わたしに触れていた一真の手がスッと離れた。
こんな風に兄弟同士で争うなんてそんな事してほしくないってわたしの想いは虚しく、中学生になった哲也はタカヒロと出会ってoneに入った。
そんな哲也といつしか敵対するようになっていた一真は、その頃の仲間を集めてZEROを結成させたんだ。
「思ったより早いじゃねぇか」
感心したような一真の声に、哲也はわたしの腕を引っ張って抱き寄せる。
完全に怒っている。
哲也の雰囲気が怒っている。
でもそれはわたしに対してじゃなくて、一真に対して。
一真をこんな風にしたのはわたしなのに。
仲が良かった二人を引き裂いたのはわたしなのに。
あの日一真を傷つけたのはわたし。
一真を裏切ったのはわたし。
言ってはいけないことを言ったのはわたし。
でもそれを哲也に言えないでいる汚いわたし。
一真への誤解を解けないでいるのはわたし。
閉じ込めた想いを隠す為に繰り返す嘘が、わたし自身を追い込んでいるって分かっていながら哲也に何も言えない弱いわたし。
もう、こんな自分は嫌だ。
『一真…ごめんなさい…』
大きく息を吸い込んで口から出した言葉はどっから聞いても震えていて、泣いているわたしを哲也はキョトンと見つめた。
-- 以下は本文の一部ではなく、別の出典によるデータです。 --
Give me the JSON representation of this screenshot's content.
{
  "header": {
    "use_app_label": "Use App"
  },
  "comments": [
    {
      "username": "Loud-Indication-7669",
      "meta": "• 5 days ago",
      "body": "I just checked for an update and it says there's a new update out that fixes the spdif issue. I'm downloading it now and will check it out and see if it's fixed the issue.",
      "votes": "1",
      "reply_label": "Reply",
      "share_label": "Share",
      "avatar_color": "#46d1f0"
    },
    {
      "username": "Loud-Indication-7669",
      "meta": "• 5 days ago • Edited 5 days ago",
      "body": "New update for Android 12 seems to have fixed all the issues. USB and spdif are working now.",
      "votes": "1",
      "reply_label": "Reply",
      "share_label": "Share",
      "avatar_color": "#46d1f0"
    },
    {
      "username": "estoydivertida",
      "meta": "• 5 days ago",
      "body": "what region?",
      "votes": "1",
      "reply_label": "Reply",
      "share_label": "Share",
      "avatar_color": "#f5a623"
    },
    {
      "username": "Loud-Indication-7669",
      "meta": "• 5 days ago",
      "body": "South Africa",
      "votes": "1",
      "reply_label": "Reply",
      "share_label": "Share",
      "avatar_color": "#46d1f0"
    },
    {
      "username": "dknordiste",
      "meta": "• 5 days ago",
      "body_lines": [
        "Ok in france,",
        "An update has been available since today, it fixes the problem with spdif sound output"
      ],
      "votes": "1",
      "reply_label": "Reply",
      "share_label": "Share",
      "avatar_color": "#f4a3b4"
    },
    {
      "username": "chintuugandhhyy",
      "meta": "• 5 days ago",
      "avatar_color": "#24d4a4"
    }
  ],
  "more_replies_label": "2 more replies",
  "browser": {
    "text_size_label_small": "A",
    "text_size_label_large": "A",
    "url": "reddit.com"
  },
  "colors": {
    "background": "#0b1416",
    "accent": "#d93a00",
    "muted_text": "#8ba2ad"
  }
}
掴んでいた腕がほんの少し緩んで、哲也との距離ができる。
「ゆきみどうした?」
困惑したような哲也の優しい声がわたしを包む。
同時に覗き込むみたいに哲也の顔が近づいた。
わたしと同じ色の哲也の赤い髪がそっと揺れた。
「何の¨ごめん¨だよ?」
その強い口調通り、分かってるって素振りで一真がわたしを睨んだ。
もうダメだ。
もう隠し通せない。
一真をこれ以上、傷つけられない。
…哲也に嫌われたくない…
それがわたしの懺悔の始まりだった。